Bez jaj raz macie wszyscy opinie ze za duzo efektow specjalnych ze za sztucznie a kiedy ktos robi cos wspanialego film z komiksu ktory naprawde moglby byc realny tak ze jak oglada sie film mozna uwierzyć ze taki batman moglby istniec ogladajac wczesniejsze czesci batmana tego nie odczułem ta wersja jest znacznie lepsza Z N A C Z N I E lepsza o grze jokera juz w ogole nie trzeba chyma mowic...

ocenił(a) film na 8
Ochrzczony

Jeśli komuś poprzez efekty specjalne ma na myśli cgi, to jego jest tyle co kot napłakał. Jeśli chodzi o te zachwyty, nolan zrobił dobry film, ale słabego batmana.
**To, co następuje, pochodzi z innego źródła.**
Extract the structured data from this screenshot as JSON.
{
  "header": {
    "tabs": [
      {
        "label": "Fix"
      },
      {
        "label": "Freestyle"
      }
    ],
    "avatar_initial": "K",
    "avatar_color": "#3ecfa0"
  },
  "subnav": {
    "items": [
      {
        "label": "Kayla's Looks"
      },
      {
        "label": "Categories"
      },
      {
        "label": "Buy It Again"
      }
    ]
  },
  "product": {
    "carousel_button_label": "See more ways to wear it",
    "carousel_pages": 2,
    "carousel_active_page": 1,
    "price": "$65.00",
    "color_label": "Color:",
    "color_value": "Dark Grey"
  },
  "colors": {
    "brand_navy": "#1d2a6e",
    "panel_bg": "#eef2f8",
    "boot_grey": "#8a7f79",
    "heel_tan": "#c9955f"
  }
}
A czy znacznie? hmm jest tam wiele rzeczy które są zbyt nie realne i takie wiesz... nie poruszane np. jakby zareagował ktoś ze świata filmu marvela? np wolverine na strój batmana i maskę z rogami ;) więc różnie się rozumie realizm.
BB, pociąg uderza w wodociąg, woda wyparowywuje i zatruwa gotham... a w tdk... loty na dach samochodu, nowy transformers: tumbler.

ocenił(a) film na 7
daken

Mistrzu Nolan robi film o facecie który przebiera się za wielką przerośniętą czarną mysz i stawia na realność. Ja tej bajki nie kupuje i już, po prostu coś mi w tej jego wizji nie pasuje :)

ocenił(a) film na 10
canderous

no chyba wlasnie o to chodzi zeby wyjsc poza karty komiksu i wkrecic w caly obraz nie tylko fanow komiksu ale rowniez ludzi nie majacych nic wspolnego z bohaterami dc/marvel. obraz burtona byl 'burtonowski' wg mnie swietny.jednak nolan stal sie prekursorem uosobienia postaci z komiksu.jak dla mnie bomba! a joker rozwalil system zaraz za nim oldman jako gordon i gdzies za nimi dent/2 face.
co do bale to chyba poradzil sobie z rola jak tylko potrafil.jednym sie podoba innym nie.

ocenił(a) film na 6
sanczopansa

Skoro tak bardzo chciał "wyjść z kart komiksu" i możliwie urealnić batmana to po co w ogóle się brał za kręcenie filmu o komiksowej postaci? Mógł po prostu zrobić kolejny pseudo inteligentny film akcji w rodzaju "Incepcji", bo według mnie facet nie ma pomysłu na tą postać.

ocenił(a) film na 10
canderous

no way! to jest to ten klimat ktory w zasadzie spasuje kazdemu(+joker)jak dla mnie moge smialo powiedziec ze jest na rowni ze straznikami.

ocenił(a) film na 7
sanczopansa

Zdecydowanie nie jest na równi ze Strażnikami :P

ocenił(a) film na 10
canderous

widocznie mamy inne zdanie na ten temat.oczywiscie ja swoje nadal podtrzymuje.
uwazam rowniez ze jest one jedyne i sluszne.